Labour Leader Jo Lovelock will be asking the Reading Borough Council meeting next week to approve a detailed Labour Administratrion Priorities which the new majority Labour administration is setting out for the year ahead.
She will start her report to Council by restating the party’s belief in the value of public services to local people, communities and businesses, and says “It is our communities that make Reading special. Good local government is about helping people to unlock their potential and giving everyone a fair chance. The money we spend is invested on behalf of the local community and we will seek to involve local residents, in a range of different ways, in planning services.”
The report points out that the Coalition Government will not be announcing the settlement for local government until at least the end of November, and it is likely to mean a further massive reduction in grants for vital services.

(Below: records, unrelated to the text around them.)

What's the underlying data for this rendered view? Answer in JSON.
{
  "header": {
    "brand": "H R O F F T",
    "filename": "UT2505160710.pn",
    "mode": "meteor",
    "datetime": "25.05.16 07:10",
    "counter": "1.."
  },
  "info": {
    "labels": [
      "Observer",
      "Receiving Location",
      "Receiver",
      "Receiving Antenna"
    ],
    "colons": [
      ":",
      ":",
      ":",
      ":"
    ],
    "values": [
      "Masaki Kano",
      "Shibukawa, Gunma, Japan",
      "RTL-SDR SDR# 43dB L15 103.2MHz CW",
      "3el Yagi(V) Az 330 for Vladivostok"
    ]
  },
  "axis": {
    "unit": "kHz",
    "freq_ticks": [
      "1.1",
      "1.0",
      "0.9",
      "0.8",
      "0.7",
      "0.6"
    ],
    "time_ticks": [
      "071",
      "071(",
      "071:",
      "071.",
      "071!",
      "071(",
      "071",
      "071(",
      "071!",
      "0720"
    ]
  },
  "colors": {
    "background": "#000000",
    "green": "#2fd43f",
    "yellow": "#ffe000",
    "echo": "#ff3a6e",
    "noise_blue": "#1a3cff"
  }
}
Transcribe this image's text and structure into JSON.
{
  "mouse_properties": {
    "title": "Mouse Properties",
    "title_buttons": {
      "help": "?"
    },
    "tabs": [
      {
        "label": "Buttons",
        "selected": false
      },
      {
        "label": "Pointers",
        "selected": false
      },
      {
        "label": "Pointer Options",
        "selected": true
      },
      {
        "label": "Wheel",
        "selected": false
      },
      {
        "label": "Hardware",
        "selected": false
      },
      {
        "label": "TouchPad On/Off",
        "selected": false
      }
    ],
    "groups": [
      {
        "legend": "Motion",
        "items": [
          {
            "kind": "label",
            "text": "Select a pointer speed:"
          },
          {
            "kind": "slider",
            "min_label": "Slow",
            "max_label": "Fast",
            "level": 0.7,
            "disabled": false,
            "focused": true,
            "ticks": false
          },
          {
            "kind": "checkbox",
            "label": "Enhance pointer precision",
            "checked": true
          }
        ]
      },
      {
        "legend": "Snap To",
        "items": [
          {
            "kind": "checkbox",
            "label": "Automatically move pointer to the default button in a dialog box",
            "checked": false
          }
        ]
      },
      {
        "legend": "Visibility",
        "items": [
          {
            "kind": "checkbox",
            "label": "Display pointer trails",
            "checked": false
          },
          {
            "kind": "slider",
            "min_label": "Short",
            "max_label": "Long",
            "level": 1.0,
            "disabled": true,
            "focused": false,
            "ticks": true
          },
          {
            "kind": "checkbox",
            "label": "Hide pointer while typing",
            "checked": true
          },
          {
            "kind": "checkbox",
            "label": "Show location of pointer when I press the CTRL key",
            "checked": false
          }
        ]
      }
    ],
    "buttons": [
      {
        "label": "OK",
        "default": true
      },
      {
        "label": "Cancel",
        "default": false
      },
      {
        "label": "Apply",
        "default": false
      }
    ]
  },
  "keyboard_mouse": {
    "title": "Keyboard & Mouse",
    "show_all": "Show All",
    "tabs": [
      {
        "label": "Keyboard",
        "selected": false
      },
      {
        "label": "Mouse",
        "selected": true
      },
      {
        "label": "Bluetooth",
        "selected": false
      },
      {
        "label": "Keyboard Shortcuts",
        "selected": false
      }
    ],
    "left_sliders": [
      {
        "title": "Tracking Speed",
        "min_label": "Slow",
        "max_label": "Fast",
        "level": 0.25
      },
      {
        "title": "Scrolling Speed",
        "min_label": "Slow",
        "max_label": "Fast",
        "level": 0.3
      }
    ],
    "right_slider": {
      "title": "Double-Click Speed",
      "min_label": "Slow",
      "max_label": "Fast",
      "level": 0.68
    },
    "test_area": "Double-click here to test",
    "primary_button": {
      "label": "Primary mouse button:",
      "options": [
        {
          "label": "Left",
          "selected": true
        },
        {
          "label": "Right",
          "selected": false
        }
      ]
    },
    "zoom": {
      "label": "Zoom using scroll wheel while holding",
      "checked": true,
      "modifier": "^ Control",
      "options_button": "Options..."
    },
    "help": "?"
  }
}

Cllr Lovelock says that this means the only commitment on Council Tax that can be made at this stage is to plan for the lowest possible level which maintains essential services and is financially prudent. She also stresses that the Council will work with partners to press the Government to change course and stop harming those in need.
The programme includes detailed commitments for all the Council’s service areas, including pledges to protect and develop services for the vulnerable, to use the Olympics to drive an increase in participation in sport, to build a new partnership with Reading schools to improve standards and share good practice, to find ways to provide more school places despite cuts in government funding, to continue the drive to increases apprenticeships, to capitalise on the opportunities for job creation in the new Green economy, to drive up standards in privately rented housing, to campaign to protect the NHS, to give priority to plans to regenerate the Hosier Street area, to bring in the use of Pensioners’ bus passes from 9.00 as soon as possible, to work with local communities to improve residents’ parking schemes, and to continue to fund the voluntary sector at current levels.
Cllr. Lovelock says: “The elections in May gave Labour a mandate to take the Council forward, and we thought it right to take the opportunity of the first Council meeting since the AGM to tell people in detail what we intend to do, so that they can both work with us and hold us to account. These are difficult times with further government cuts and legislation to come which will hurt those least able to defend themselves, but we are determined to do our best to continue to make Reading a place where people pull together, with the support of the Council, to make it a good place to live.”